EARLY IN THE afternoon, a man stood doubtfully in front of the company orderly room. Anyone not ordered to present himself there, usually saved himself the trouble, as things only ever went well for Glinsky’s favourites; decent men gave the place a wide berth. Nonetheless, Bertin from the ASC stood before the tar paper-covered door, crooked his finger, knocked and stepped inside, assuming the prescribed posture. It was clear from the rigid expression on his face and and the little crease above the bridge of his glasses that he had something on his mind.

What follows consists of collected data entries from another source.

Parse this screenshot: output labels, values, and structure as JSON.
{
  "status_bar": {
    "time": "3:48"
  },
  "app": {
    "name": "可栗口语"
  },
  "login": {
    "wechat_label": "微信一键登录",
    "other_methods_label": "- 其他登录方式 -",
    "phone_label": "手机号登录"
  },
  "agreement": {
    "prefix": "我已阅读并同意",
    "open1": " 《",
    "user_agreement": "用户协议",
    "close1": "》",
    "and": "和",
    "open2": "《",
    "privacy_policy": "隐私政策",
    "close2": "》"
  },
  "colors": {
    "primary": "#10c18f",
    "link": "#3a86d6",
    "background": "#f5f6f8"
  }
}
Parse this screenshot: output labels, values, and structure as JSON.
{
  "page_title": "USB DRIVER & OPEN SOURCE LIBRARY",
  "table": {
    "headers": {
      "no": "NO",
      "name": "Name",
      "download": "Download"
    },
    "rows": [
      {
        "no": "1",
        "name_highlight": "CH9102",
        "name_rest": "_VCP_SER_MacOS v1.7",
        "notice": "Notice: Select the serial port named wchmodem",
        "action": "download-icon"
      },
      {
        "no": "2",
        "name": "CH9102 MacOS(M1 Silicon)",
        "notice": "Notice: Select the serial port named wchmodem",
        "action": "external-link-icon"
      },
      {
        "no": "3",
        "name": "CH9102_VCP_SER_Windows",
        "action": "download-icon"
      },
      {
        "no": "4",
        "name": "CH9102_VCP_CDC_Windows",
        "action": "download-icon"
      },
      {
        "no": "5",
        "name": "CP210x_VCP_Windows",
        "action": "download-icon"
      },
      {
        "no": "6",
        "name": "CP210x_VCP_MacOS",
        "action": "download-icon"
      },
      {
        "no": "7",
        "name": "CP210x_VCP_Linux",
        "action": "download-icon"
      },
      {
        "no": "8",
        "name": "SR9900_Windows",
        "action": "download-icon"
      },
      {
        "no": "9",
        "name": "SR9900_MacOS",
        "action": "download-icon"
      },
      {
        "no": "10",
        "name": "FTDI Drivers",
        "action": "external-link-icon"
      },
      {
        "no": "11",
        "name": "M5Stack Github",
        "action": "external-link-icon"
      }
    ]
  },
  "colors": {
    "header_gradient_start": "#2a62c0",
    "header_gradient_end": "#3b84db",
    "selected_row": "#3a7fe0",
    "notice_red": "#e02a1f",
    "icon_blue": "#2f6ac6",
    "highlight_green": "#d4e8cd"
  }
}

But with his officer’s stripes on his Litevka, a cigar between his thick lips and a dead look in his protruding eyes, Herr Glinsky didn’t allow such things to trouble him and hadn’t for some time. He’d spent too long in civilian life pandering to the emotions of those he insured in order to make a living as an insurance broker. Now there was a war. The state was looking after him. It was payback time, and he took his dues. He had never realised (though Frau Glinsky had) how much it had cost him to become that unctuous individual each day. Life now was therefore all the sweeter…

Private Bertin: that was the one with the water pipe who shaved his beard off. For the moment, Glinsky concentrated on the latter description, though the former would certainly come up during their conversation. In the hot and somewhat musty air of the orderly room, he asked: ‘What on Earth does that soldier with the shaved off beard want?’

The soldier with the shaved-off beard asked for a leave pass to go to Billy and return after the curfew. The connection was unreliable, and so he might have to come back in the evening.